Some think that… others think that… paper edition
Material: N/A
Topic: Civil disagreement, social groups, public opinion
Have students brainstorm a political attitude they used to hold but no longer do. In small groups, have them discuss: what was that attitude and why did they hold it then? What was the catalyst for change and what do they think now? Conversations generally take the form of a self-reflection on political socialization but gives students social permission to think something “wrong” before now thinking something “right” (quotation marks are there for a reason!).

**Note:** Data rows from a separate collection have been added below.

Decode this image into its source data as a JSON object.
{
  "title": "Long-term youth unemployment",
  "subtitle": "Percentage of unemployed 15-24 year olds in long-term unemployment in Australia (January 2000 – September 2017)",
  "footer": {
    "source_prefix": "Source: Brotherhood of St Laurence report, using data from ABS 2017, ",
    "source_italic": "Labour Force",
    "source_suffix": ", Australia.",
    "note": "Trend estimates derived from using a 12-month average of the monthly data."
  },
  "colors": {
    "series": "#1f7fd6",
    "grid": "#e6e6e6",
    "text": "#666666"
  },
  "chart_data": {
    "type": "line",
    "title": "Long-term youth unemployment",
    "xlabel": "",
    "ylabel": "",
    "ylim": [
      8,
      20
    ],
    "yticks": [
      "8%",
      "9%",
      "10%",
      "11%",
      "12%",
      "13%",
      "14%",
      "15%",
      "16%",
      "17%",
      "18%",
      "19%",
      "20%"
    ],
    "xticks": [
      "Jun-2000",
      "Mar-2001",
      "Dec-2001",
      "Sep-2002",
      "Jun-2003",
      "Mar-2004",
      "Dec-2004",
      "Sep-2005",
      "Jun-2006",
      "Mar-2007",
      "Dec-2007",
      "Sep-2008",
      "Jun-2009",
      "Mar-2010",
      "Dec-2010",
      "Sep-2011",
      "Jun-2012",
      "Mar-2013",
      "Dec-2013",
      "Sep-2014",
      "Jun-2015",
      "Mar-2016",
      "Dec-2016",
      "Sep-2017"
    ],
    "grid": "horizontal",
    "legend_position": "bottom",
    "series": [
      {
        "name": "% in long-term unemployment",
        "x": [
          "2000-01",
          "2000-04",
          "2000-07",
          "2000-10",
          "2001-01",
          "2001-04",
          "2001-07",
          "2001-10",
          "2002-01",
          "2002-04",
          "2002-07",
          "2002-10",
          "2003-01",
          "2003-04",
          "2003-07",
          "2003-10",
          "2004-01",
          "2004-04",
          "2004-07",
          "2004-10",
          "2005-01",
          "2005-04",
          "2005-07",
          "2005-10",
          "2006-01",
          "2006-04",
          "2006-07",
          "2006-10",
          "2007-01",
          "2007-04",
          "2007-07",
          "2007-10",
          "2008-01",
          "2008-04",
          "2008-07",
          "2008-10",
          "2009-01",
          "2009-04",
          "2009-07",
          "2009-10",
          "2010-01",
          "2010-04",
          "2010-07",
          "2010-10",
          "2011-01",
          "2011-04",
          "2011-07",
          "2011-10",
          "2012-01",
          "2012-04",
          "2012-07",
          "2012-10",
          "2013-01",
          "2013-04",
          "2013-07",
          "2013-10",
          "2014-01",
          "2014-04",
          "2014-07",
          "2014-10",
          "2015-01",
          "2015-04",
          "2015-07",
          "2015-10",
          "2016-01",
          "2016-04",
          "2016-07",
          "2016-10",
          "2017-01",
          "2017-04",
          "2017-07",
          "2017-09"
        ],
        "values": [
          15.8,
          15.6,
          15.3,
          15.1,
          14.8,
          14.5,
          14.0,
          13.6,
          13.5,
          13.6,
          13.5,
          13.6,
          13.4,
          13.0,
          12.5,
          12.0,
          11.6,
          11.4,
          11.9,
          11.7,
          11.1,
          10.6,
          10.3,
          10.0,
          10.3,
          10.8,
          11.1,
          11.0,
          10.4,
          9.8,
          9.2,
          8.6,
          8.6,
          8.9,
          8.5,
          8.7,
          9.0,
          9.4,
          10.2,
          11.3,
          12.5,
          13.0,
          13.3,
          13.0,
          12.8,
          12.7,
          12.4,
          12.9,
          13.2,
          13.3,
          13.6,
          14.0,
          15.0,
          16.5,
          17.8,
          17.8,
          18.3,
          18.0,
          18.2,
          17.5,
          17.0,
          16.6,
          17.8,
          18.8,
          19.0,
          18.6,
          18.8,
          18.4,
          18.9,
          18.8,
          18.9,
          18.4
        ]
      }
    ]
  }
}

Urban vs. Rural consciousness
Material: Computer / Phone / Encyclopedia
Topic: Urban/rural divide, social groups, public opinion
Choose one or more political constructs (unemployment, interest rates, zoning laws, classroom sizes, number of police arrests, etc.) and assign teams of 2-3 to research that construct either in a rural area or an urban one. How do these experiences differ for someone in one or the other situations? What do they have interests in common and where do their interests diverge? How can one elected official (a member of Congress, a governor, a Senator) who represent the same areas in one state or district possibly create policy that makes everyone happy?
Divide it up
Material: N/A
Topic: Division, social groups, gerrymandering
Decide what domain you want to use (e.g. a state, a particular district as it exists, the entire country) and brainstorm the major cleavages in that area: urban/rural, formally educated/not as formally educated, race and ethnic divides, etc. If possible, have them find maps online that show some of these differences in geographic terms. Then ask them to draw new districts/states that would improve those divisions. Bring in printed copies of the district/state/the entire country and ask them to figure out how it can be done better in terms of descriptive and substantive representation. The predominant attitude is usually: “I can totally do that... oh wait, no I can’t. Everything I create also creates additional problems.”